Apple's MacBook Air might be shifting the company closer to its mobility-centric goals, but an iFixit teardown suggests much of the same hardware as its previous edition.

When Apple tossed the white MacBook from its portfolio in favor of an updated, 11-inch MacBook Air (both devices priced at $999, just to make it perfectly clear that the latter was Apple's new "entry level" laptop), it was the tech-world equivalent of Cort??«s burning his troops' ships on the shore to prevent them from retreating. Apple is now fully committed to a mobility-centric, ultra-portable paradigm, one in which even its laptops share substantial DNA with handheld devices like the iPad and iPhone.

That being said, a teardown of the new MacBook Air by repair firm iFixit suggests that Apple hasn't deviated much from the previous model. From the outer shell, which "uses the same pentalobe screws as the previous generation on the lower case," to the heat sink, which "looks nearly identical to the one used on the Core Duo Airs of last year," there aren't a whole lot of new surprises inside that thin-and-light body.

"Although today is an exciting day for consumers, it is a sad day for consumer repair," the firm wrote in a note accompanying the teardown. Whereas the white MacBook was "simple and serviceable," the MacBook Air is apparently its total opposite: "While this means that your book bags will be significantly lighter, it will also mean that you won't be upgrading or servicing your computer anytime soon."

In addition to a choice of 11-inch or 13-inch screens and Intel Core i5 or i7 processors, MacBook Air offers between 64GB and 256GB of flash storage (depending on the model), Thunderbolt I/O (for ultra-fast data transfers), 2GB or 4GB of memory, and Bluetooth for wireless peripherals.

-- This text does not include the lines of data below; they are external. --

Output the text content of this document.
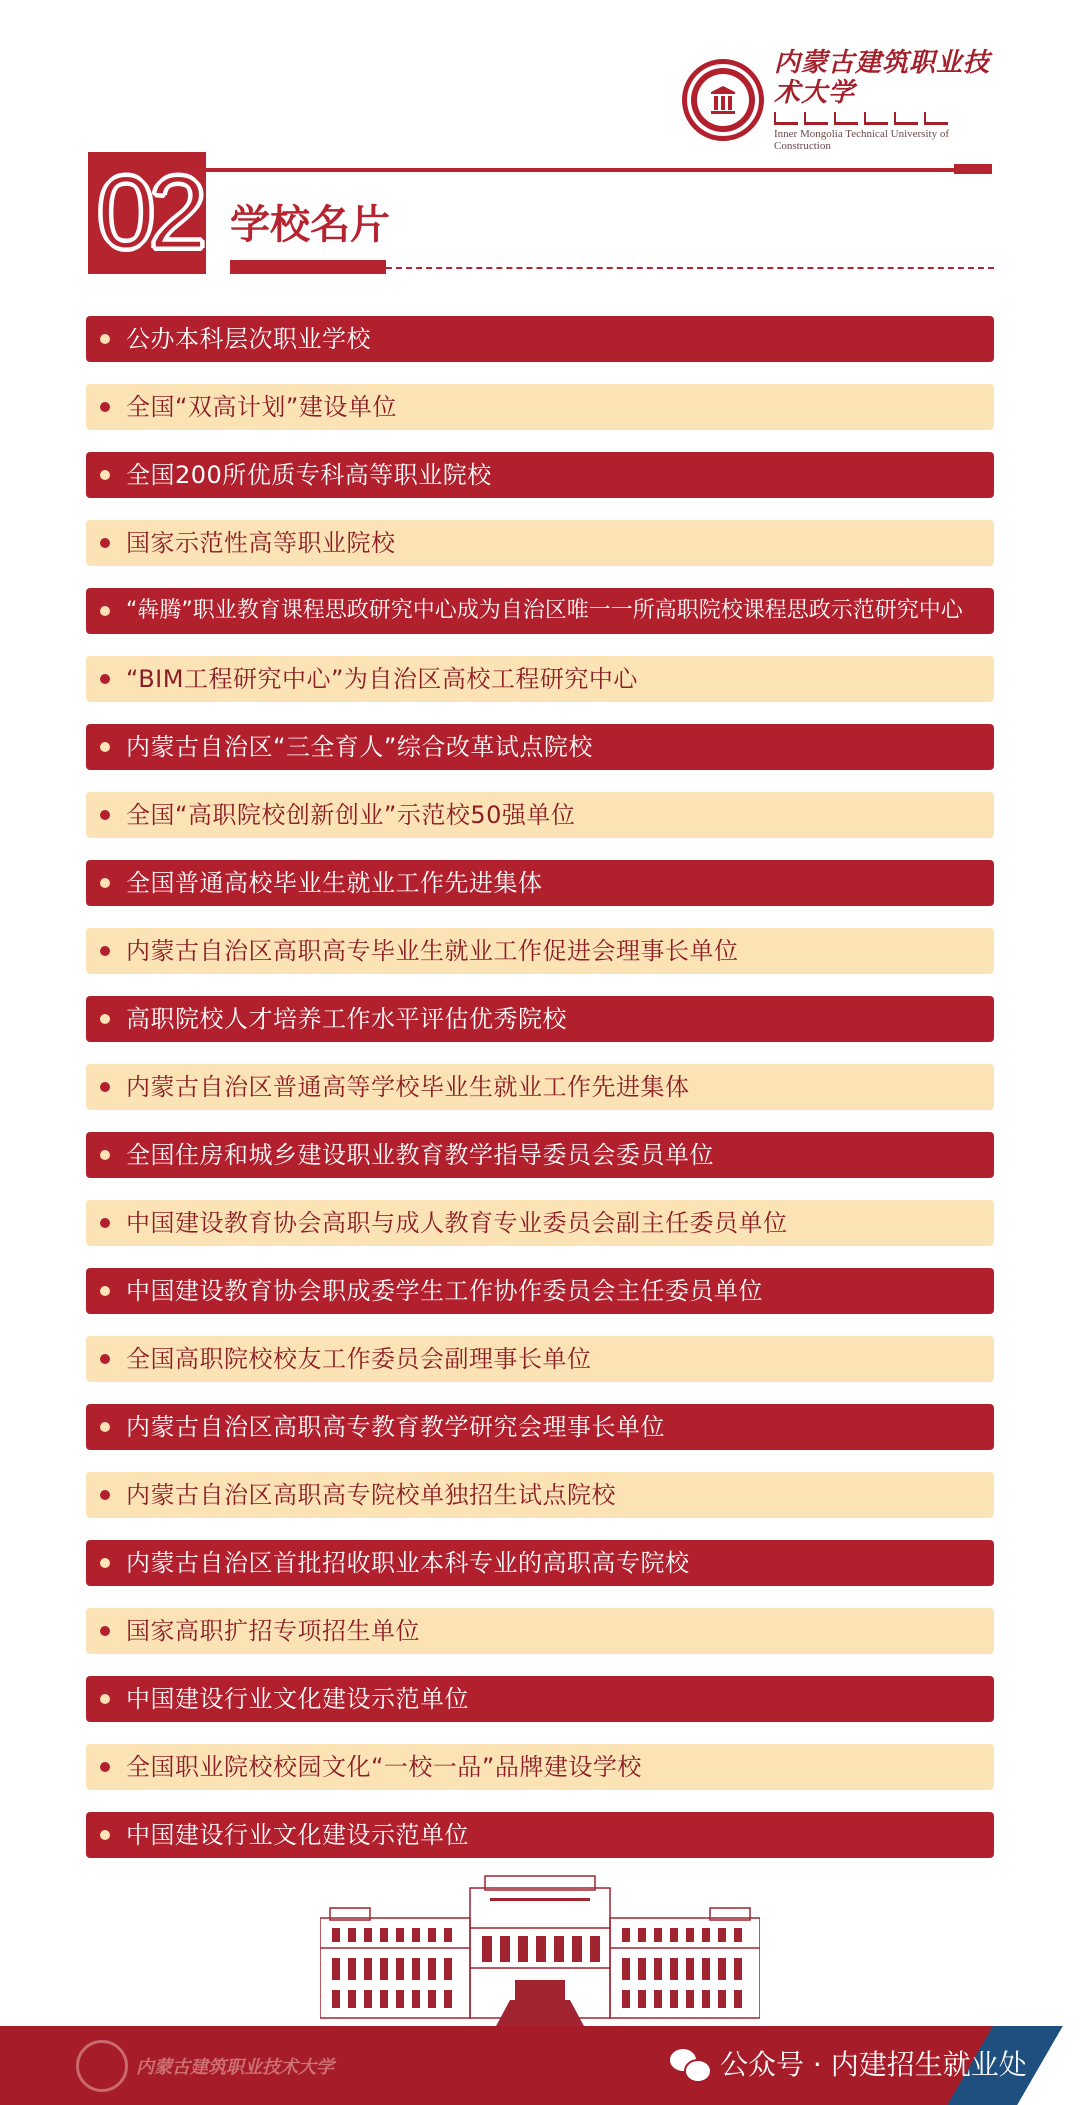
内蒙古建筑职业技术大学
Inner Mongolia Technical University of Construction
02 学校名片
公办本科层次职业学校
全国“双高计划”建设单位
全国200所优质专科高等职业院校
国家示范性高等职业院校
“犇腾”职业教育课程思政研究中心成为自治区唯一一所高职院校课程思政示范研究中心
“BIM工程研究中心”为自治区高校工程研究中心
内蒙古自治区“三全育人”综合改革试点院校
全国“高职院校创新创业”示范校50强单位
全国普通高校毕业生就业工作先进集体
内蒙古自治区高职高专毕业生就业工作促进会理事长单位
高职院校人才培养工作水平评估优秀院校
内蒙古自治区普通高等学校毕业生就业工作先进集体
全国住房和城乡建设职业教育教学指导委员会委员单位
中国建设教育协会高职与成人教育专业委员会副主任委员单位
中国建设教育协会职成委学生工作协作委员会主任委员单位
全国高职院校校友工作委员会副理事长单位
内蒙古自治区高职高专教育教学研究会理事长单位
内蒙古自治区高职高专院校单独招生试点院校
内蒙古自治区首批招收职业本科专业的高职高专院校
国家高职扩招专项招生单位
中国建设行业文化建设示范单位
全国职业院校校园文化“一校一品”品牌建设学校
中国建设行业文化建设示范单位
内蒙古建筑职业技术大学	公众号 · 内建招生就业处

The battery offers around five hours of wireless-Web time for the 11-inch Air, according to Apple, and closer to seven hours for the 13-inch edition.

The Air also comes with Mac OS X 10.7 "Lion," which takes many of its cues from Apple's work with its iOS mobile operating system, including an application store, the ability to run full-screen applications, and an AirDrop feature that wirelessly shoots files to other users.

"Lion brings many of the best ideas from iPad back to the Mac, plus some fresh new ones like Mission Control that Mac Users will really like," Jobs wrote in October 2010, after Lion and the revamped MacBook Air were first unveiled. As for the design philosophy behind the latter, he added: "We asked ourselves, what would happen if a MacBook and an iPad hooked up?"

It's a radical idea, one that edges laptops away from their safety zone within the PC world. But as iFixit's teardown demonstrates, Apple isn't accompanying that philosophy with a radical shift in the MacBook Air's hardware and capabilities-at least, not yet.